The role of Dartmoor National Park

Is the problem the fact that that this path was put into the hands of DNP to deliver? (Scheme element 1 Cycling on Dartmoor). Sadly, it may be; despite their good words back in 2013 it feels as though things within the park have found reverse gear.

A bit harsh? Look at DNP’s Area Recreation Management Plan map at the top of this article. You will see that DNP has been studious in recording cycle routes outside the park but seems to have forgotten those within the park itself – including all those it championed back in 2013. The suspicious amongst us could be excused for feeling that greenway users taking quiet active recreation are not really that welcome within the park.

What needs to be done?

Devon County Council.

You have done the difficult and expensive stuff – you have the land and you have the planning permission. Better still, someone had the foresight to make a start on site, so you cannot claim that the permission has lapsed! Your own estimate of construction cost was a mere £25,000 which is small beer to a Highway Authority, so either step up and deliver this link or step aside and let others have a go. I am sure John Grimshaw and his volunteers would be happy to take it on if you met the cost of materials and plant. This section is no challenge compared with some of the tasks they have undertaken.

Dartmoor National Park Authority

You bemoan the 93 per cent of visitors coming to the park by car, yet seemingly turn your back on greenway users. Plus, I am sorry, but your car parks do appear to be better surfaced than your railway paths.

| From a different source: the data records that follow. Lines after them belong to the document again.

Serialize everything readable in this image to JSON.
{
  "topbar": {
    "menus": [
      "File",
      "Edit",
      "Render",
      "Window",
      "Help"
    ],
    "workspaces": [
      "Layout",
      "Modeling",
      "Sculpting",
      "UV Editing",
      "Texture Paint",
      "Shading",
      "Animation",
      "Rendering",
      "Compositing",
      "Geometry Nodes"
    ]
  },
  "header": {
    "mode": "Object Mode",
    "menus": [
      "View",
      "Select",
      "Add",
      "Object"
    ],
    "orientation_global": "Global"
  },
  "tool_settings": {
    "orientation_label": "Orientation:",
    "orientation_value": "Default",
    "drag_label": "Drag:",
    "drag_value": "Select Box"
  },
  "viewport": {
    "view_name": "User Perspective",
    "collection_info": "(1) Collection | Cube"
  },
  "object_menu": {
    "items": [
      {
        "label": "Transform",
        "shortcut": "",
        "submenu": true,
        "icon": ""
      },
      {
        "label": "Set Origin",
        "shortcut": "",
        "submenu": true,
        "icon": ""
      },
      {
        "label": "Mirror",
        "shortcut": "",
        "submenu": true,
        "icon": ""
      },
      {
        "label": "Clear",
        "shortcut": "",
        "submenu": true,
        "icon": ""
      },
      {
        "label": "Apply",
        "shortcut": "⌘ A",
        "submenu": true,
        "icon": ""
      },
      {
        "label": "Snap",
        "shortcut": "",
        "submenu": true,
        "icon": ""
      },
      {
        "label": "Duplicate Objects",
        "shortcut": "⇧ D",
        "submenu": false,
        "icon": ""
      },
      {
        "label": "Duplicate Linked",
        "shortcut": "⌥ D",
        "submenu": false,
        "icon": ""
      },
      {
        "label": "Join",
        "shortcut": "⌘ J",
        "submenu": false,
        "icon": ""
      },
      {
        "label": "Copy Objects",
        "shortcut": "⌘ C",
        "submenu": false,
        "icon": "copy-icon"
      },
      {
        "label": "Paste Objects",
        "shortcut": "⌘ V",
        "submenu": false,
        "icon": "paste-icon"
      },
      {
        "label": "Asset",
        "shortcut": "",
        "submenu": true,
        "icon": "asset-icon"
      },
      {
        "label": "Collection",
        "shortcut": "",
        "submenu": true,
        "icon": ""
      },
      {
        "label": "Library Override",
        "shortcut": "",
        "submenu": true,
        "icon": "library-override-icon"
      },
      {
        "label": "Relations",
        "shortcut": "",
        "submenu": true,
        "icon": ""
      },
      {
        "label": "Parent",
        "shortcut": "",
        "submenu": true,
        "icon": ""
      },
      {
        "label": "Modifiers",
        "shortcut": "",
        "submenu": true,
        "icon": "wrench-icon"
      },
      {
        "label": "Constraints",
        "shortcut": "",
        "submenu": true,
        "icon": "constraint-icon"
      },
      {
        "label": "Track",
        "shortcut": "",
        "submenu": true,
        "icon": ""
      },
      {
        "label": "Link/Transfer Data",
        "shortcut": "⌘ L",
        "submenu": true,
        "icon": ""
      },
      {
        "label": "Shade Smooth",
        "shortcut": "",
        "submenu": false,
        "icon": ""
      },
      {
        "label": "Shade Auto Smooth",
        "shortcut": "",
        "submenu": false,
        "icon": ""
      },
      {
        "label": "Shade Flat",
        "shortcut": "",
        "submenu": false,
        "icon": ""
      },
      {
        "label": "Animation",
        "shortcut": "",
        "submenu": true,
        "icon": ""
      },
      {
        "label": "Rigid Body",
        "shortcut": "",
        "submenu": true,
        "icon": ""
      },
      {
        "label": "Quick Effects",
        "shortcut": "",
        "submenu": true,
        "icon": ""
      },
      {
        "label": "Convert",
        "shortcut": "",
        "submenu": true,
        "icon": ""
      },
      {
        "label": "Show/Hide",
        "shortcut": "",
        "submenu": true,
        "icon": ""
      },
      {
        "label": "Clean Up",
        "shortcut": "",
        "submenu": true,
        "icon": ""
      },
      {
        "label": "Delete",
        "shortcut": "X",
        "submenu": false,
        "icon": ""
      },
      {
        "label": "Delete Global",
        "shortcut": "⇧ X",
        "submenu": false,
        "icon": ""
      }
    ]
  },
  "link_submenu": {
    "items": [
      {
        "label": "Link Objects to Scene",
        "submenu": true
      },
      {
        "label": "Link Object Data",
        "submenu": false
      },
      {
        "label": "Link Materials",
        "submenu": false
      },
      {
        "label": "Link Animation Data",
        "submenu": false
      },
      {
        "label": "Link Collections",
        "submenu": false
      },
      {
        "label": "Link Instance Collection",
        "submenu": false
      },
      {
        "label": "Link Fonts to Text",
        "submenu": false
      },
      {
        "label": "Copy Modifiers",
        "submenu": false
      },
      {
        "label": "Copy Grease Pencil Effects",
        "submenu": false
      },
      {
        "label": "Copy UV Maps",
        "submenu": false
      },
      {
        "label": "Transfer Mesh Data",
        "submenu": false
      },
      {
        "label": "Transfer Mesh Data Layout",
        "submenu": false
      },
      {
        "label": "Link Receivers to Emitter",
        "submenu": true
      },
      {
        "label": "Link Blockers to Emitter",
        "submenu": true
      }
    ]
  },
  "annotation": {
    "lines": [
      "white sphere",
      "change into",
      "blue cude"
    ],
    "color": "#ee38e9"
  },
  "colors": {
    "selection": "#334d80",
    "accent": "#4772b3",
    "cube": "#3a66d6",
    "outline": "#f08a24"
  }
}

It is good that in your recent local plan consultation you talk of ‘Prioritizing cycle access to and within the park boundaries’, and encouraging to see the mention of ‘cycling and horse-riding improvement plans.’ However, there is not one single mention of the disused railway lines running to or within the park, either in terms of their value as a heritage asset or, more importantly, their potential role in sustainable access.

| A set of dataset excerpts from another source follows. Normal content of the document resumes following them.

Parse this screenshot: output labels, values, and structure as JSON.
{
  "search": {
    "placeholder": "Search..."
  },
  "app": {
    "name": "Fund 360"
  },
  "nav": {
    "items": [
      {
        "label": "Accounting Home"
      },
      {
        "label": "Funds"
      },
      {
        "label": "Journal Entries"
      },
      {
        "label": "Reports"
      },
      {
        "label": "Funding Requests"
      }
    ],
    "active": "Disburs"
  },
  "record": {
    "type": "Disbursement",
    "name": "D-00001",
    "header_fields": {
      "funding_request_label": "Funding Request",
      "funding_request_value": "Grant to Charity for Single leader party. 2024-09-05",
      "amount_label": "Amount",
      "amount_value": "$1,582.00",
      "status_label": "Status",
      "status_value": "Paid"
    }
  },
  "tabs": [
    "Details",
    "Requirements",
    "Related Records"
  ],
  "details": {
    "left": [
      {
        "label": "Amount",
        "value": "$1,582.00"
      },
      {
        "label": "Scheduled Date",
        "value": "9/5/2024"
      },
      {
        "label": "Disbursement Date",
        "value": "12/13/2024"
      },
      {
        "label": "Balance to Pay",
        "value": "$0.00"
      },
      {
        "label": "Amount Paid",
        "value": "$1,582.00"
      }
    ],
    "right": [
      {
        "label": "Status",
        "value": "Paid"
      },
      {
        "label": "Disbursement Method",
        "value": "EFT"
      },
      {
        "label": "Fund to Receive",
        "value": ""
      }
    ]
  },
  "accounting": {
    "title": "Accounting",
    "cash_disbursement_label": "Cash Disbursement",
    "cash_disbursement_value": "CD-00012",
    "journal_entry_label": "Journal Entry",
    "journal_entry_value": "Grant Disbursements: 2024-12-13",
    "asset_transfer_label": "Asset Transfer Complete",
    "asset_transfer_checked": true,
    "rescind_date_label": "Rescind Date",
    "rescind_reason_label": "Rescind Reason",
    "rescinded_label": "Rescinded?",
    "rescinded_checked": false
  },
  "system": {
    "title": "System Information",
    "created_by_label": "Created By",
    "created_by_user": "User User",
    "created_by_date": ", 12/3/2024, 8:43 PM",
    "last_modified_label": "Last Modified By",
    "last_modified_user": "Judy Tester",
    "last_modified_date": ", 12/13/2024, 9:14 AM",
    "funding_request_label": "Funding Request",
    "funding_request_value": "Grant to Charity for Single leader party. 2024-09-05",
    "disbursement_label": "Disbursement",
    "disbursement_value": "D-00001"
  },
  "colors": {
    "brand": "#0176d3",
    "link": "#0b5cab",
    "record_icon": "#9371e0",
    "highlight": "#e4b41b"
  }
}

Can we please see a reworked ‘area recreation management plan’? One that recognises both the good words and maps that have gone before and genuinely welcomes all users? Do celebrate recent achievements such as the path from Newton Abbot to Mortonhampstead. But also acknowledge your failings with regards to existing routes and the missing links on and off the moor – Yelverton to Dousland and Bulliver Bridge spring to mind, but there will be others.

Don’t be afraid to put yourself on the map – the path up to Princetown, even in its current poor state, is worthy of inclusion within the National Cycle network. And finally, don’t forget the burgeoning e-bike market which can transform access for all abilities.

And, so as not to lay it all at the door of DNP:

Active Travel England:

You need to focus your attention on the role of national park authorities, as well as local councils, if we are to make real progress.

Us as individuals:

I think it is incumbent on all of us to highlight gaps and help to provide solutions. Experience in Devon and elsewhere shows that if we simply wait for the public authorities to act, we could be waiting a very long time.